SmokEustachy pisze:No właśnie nie - bo był za duży...
No wiesz... Realnie masz rację, ale był planowany jako trzydziestopięciotysięcznik. W 1940 był troszkę większy, a tak naprawdę utył po przebudowie w USA i dołożeniu działek plot, a zwłaszcza Boforsów. Jasiek się nie liczy bo był zmieniony projekt.
Jeśli Cię dobrze pojmuję, to chcesz Dunkierkę z 8 x 330, 14 x 130 i grubszym pancerzem. A po co rozmnażać ilość wież ze 130 mm armatami do siedmiu ? Uważam, że pięć wież trzydziałowych byłoby lepszym rozwiązaniem dla artylerii średniej. Ewentualnie zamiast artylerii średniej kalibru 130 mm, zabudować podwójne zestawy armat 100 mm modelu zastosowanego na Algerie.

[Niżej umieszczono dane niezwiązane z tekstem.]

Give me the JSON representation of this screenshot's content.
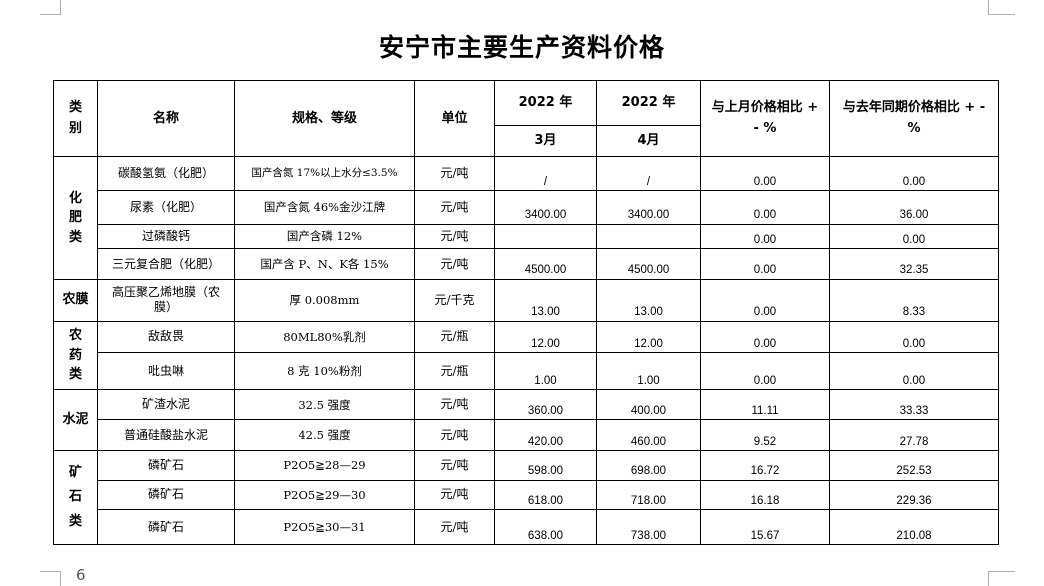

Powiedzmy siedem zestawów, jak na Hoodzie. Byłby większy pożytek :faja:
Ludzkość dzieli się na trzy części.
Żywych, zmarłych i tych co na morzu.
Awatar użytkownika
SmokEustachy
Posty: 4479
Rejestracja: 2004-01-06, 14:28
Lokalizacja: Oxenfurt
Kontakt:

Re: Hipotetyczne zamówienie Okrętu Liniowego

Post autor: SmokEustachy »

Peperon pisze:
SmokEustachy pisze:No właśnie nie - bo był za duży...

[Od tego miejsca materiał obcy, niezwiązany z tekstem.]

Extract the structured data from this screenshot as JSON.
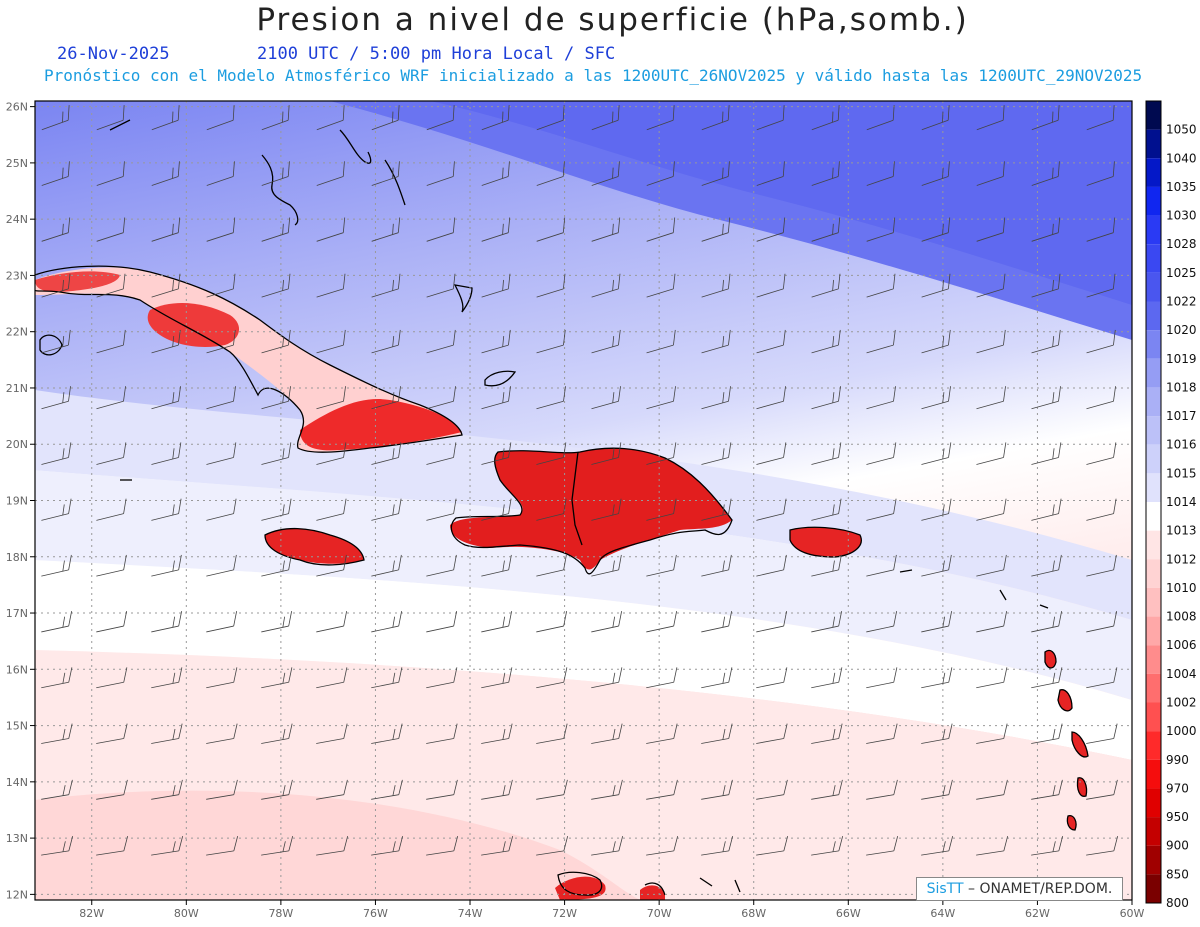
{
  "header": {
    "title": "Presion a nivel de superficie (hPa,somb.)",
    "date": "26-Nov-2025",
    "time": "2100 UTC / 5:00 pm Hora Local / SFC",
    "subtitle": "Pronóstico con el Modelo Atmosférico WRF inicializado a las 1200UTC_26NOV2025 y válido hasta las  1200UTC_29NOV2025"
  },
  "map": {
    "lon_range": [
      -83.2,
      -60
    ],
    "lat_range": [
      11.9,
      26.1
    ],
    "lon_ticks": [
      "82W",
      "80W",
      "78W",
      "76W",
      "74W",
      "72W",
      "70W",
      "68W",
      "66W",
      "64W",
      "62W",
      "60W"
    ],
    "lat_ticks": [
      "26N",
      "25N",
      "24N",
      "23N",
      "22N",
      "21N",
      "20N",
      "19N",
      "18N",
      "17N",
      "16N",
      "15N",
      "14N",
      "13N",
      "12N"
    ],
    "gridlines": true,
    "field": "surface pressure shaded",
    "wind_barbs": true
  },
  "legend": {
    "levels": [
      "1050",
      "1040",
      "1035",
      "1030",
      "1028",
      "1025",
      "1022",
      "1020",
      "1019",
      "1018",
      "1017",
      "1016",
      "1015",
      "1014",
      "1013",
      "1012",
      "1010",
      "1008",
      "1006",
      "1004",
      "1002",
      "1000",
      "990",
      "970",
      "950",
      "900",
      "850",
      "800"
    ],
    "colors": [
      "#000a50",
      "#00108f",
      "#0418c8",
      "#1026f0",
      "#2a3af4",
      "#3a48f2",
      "#4a56ef",
      "#5c68f0",
      "#7b85f2",
      "#959df4",
      "#aab0f6",
      "#bcc1f8",
      "#cdd1fa",
      "#e0e2fc",
      "#ffffff",
      "#ffe5e5",
      "#ffd3d3",
      "#ffc0c0",
      "#ffa8a8",
      "#ff8c8c",
      "#ff6e6e",
      "#ff5050",
      "#ff2a2a",
      "#f50d0d",
      "#e00000",
      "#c40000",
      "#a00000",
      "#7a0000"
    ]
  },
  "credit": {
    "logo": "SisTT",
    "text": "– ONAMET/REP.DOM."
  }
}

No wiesz... Realnie masz rację, ale był planowany jako trzydziestopięciotysięcznik. W 1940 był troszkę większy, a tak naprawdę utył po przebudowie w USA i dołożeniu działek plot, a zwłaszcza Boforsów. Jasiek się nie liczy bo był zmieniony projekt.
Jeśli Cię dobrze pojmuję, to chcesz Dunkierkę z 8 x 330, 14 x 130 i grubszym pancerzem. A po co rozmnażać ilość wież ze 130 mm armatami do siedmiu ? Uważam, że pięć wież trzydziałowych byłoby lepszym rozwiązaniem dla artylerii średniej. Ewentualnie zamiast artylerii średniej kalibru 130 mm, zabudować podwójne zestawy armat 100 mm modelu zastosowanego na Algerie. Powiedzmy siedem zestawów, jak na Hoodzie. Byłby większy pożytek :faja:
Za słabe na morzu.
Z kolei wieża 3x130mm za słaba plot. Stąd 7 wież.
Proponuję w ogóle zrezygnować z 4-działowych wież i wsadzić 9x330, 14x130.